On May 27, 2019, prominent cryptocurrency exchange Binance published a blog post explaining the nuts and bolts of margin trading. The timing of the blog post is especially interesting as it comes at a time when the crypto community is full of hearsay of Binance introducing the margin trading feature to its platform soon.
Binance Actively Exploring Margin Trading
Malta-based cryptocurrency exchange Binance recently succumbed to a well laid out hack attack which resulted in the loss of $40 million worth of bitcoin. However, the setback doesn’t seem to have had a dampening impact on the exchange’s business spirit as recent reports suggest that the exchange could soon introduce margin trading for its users.
According to a report published by TechCrunch on May 24, 2019, currently, Binance’s margin trading feature is being beta tested among select users. Further, a Binance representative told the outlet that margin trading will be available on Binance.com “soon.”
Binance’s CEO, Changpeng Zhao, also acknowledged the development in typical CZ manner on twitter without giving out too many details:
Despite being one of the largest cryptocurrency trading exchanges by reported volume, Binance has, to date, avoided introducing margin trading. This is especially strange considering the fact that its market competitors like BitMex, Huobi, Poloniex, and Kraken, all offer the functionality to their users.
Margin Trading in a Nutshell
Margin trading has for long been one of the most popular trading strategies in the traditional financial markets. As the name might suggest, margin trading allows investors to trade “at a margin” allowing them to leverage their positions.

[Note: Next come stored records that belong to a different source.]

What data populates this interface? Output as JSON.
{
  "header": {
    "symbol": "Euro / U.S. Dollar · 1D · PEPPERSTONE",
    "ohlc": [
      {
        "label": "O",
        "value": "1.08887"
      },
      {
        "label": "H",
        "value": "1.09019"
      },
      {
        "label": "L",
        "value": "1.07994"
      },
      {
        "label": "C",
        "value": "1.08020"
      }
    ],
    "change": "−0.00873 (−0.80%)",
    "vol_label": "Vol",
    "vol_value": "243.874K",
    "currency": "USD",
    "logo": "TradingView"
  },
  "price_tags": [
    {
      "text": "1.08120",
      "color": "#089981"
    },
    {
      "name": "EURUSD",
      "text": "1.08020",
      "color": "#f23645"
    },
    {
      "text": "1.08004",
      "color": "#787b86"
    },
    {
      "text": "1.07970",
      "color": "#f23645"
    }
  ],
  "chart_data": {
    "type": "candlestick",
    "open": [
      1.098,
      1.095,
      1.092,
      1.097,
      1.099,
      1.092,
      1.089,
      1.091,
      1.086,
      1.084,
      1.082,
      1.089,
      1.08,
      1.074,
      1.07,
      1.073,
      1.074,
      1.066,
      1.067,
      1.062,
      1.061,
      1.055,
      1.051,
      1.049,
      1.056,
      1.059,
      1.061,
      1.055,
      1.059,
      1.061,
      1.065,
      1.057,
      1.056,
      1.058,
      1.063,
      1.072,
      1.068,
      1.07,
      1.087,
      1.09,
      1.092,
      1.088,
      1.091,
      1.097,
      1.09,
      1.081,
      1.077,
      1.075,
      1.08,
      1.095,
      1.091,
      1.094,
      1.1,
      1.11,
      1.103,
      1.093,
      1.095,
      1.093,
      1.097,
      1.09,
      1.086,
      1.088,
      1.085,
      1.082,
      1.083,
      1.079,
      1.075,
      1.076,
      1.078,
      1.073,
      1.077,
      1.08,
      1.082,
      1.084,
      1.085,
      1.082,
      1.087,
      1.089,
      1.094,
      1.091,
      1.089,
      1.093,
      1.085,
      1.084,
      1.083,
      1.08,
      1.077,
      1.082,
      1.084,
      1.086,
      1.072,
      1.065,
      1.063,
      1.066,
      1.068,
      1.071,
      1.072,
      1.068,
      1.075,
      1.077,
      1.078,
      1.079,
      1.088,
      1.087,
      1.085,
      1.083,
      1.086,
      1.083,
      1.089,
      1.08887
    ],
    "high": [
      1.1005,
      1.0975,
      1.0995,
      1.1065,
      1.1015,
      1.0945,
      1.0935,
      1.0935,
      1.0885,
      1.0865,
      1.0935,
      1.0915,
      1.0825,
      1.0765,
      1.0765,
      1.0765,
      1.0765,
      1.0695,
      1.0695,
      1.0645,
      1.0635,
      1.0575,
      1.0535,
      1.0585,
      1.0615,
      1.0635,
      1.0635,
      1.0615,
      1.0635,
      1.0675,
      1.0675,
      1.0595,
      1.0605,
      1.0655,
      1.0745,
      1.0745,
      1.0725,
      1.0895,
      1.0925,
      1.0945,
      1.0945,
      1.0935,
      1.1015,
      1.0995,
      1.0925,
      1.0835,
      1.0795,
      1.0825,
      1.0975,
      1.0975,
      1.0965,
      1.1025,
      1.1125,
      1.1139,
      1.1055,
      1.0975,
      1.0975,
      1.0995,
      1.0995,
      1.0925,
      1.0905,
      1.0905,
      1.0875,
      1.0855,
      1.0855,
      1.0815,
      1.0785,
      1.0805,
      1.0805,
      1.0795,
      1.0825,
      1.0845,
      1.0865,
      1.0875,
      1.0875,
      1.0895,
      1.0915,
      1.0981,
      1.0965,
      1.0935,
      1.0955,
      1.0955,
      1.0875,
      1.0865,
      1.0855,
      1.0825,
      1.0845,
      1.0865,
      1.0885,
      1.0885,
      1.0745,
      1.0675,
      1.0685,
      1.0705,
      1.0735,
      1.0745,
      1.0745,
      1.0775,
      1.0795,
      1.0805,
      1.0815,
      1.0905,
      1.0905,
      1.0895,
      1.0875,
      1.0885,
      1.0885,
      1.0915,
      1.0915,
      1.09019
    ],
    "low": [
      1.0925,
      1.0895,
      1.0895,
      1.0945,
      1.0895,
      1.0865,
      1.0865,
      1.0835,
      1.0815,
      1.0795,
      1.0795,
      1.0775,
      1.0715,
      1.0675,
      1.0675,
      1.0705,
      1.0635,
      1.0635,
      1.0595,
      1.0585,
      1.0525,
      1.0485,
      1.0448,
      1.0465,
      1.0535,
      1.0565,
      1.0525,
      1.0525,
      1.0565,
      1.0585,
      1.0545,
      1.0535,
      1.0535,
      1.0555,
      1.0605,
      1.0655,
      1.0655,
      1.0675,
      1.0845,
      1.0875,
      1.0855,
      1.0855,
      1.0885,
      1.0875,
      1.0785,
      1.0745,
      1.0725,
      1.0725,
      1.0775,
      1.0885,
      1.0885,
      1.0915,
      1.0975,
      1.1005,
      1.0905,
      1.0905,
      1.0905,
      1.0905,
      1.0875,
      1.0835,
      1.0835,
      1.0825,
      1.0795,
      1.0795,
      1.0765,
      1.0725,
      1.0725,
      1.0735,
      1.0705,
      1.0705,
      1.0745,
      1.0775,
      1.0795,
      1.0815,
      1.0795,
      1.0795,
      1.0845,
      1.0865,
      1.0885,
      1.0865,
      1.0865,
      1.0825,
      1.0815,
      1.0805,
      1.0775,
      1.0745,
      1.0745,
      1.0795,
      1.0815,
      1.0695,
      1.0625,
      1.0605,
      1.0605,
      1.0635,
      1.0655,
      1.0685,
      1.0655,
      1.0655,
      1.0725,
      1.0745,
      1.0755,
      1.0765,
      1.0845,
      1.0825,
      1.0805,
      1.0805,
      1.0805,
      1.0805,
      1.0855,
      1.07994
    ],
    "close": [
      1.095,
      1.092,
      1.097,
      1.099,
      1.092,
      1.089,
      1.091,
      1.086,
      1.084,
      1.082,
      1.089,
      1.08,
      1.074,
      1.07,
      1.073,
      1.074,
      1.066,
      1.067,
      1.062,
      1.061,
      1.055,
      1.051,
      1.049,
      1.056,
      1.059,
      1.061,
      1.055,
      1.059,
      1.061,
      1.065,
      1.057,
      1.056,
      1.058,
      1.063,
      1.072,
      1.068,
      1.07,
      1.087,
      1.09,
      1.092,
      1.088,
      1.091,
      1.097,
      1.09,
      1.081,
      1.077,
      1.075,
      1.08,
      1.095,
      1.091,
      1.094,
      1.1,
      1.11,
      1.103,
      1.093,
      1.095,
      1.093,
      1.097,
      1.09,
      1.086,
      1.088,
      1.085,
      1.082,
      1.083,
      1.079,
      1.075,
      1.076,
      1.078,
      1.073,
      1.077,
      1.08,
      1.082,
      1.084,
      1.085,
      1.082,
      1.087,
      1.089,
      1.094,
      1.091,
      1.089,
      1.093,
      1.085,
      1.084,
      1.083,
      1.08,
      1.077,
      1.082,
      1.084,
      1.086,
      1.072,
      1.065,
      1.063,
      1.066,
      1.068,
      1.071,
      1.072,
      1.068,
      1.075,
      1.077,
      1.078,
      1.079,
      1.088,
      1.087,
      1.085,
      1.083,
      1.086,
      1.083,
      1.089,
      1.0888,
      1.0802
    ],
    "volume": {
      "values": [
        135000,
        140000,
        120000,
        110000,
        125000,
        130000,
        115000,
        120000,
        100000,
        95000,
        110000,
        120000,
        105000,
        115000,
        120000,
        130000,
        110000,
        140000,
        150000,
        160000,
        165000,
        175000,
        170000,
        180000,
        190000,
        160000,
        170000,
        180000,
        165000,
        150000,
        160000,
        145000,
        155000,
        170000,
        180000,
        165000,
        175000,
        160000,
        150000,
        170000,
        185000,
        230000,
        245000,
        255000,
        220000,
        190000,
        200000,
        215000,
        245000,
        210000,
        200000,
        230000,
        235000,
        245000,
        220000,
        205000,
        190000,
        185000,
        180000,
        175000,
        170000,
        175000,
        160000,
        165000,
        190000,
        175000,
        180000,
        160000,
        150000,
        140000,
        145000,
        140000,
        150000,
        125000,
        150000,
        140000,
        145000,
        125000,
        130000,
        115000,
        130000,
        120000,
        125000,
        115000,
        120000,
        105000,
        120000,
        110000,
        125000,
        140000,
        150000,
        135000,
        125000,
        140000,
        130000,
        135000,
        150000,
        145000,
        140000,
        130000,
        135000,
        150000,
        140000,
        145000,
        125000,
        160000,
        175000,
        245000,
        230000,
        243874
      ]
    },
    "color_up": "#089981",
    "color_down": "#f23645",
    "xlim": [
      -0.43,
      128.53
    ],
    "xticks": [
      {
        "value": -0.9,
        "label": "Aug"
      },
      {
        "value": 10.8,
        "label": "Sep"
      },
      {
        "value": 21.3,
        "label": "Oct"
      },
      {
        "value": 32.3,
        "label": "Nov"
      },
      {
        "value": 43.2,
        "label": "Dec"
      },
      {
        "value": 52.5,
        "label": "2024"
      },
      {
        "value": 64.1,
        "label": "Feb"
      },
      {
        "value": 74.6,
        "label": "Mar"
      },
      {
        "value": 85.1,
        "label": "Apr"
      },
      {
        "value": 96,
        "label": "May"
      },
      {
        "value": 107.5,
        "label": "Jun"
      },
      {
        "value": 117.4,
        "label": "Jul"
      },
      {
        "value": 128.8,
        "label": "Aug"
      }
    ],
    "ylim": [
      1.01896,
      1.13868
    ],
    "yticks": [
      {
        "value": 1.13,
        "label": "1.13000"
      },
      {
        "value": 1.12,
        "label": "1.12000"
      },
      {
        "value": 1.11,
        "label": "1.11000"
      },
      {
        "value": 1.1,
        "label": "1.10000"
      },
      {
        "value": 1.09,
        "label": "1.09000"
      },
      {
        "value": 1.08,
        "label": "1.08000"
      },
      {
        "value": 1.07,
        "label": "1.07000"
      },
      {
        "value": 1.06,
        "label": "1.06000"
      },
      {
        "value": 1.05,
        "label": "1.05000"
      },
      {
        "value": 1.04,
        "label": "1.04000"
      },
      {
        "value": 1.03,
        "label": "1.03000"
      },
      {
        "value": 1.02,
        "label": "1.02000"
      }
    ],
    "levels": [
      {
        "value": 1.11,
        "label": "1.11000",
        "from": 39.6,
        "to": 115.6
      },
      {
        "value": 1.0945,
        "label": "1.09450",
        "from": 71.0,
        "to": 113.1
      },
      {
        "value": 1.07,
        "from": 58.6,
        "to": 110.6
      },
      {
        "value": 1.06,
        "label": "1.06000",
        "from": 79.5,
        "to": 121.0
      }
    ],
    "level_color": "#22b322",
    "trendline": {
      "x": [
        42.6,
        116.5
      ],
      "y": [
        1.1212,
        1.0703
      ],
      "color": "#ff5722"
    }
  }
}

In simple terms, margin trading increases investors’ committed capital exponentially giving them the opportunity to mint larger profits on successful trades. As the strategy enables investors to trade in larger capital than they actually hold, the risks associated with it are also significantly high. Hence, margin trading is typically practiced in low volatility markets like the foreign exchange and commodity markets.
With that said, it’s worth highlighting that different markets, based on their volatility, offer different leverage rates. For instance, a leverage ratio of 15:1 is fairly common in futures contracts, while forex and commodity markets typically offer a ratio as high as 50:1 due to their perceived low volatility.
The blog post by Binance noted that with regard to cryptocurrency markets, leverage ratios can vary from 2:1 to 100:1 based on factors such as the set of trading rules determined by the respective exchange and the digital currency being traded.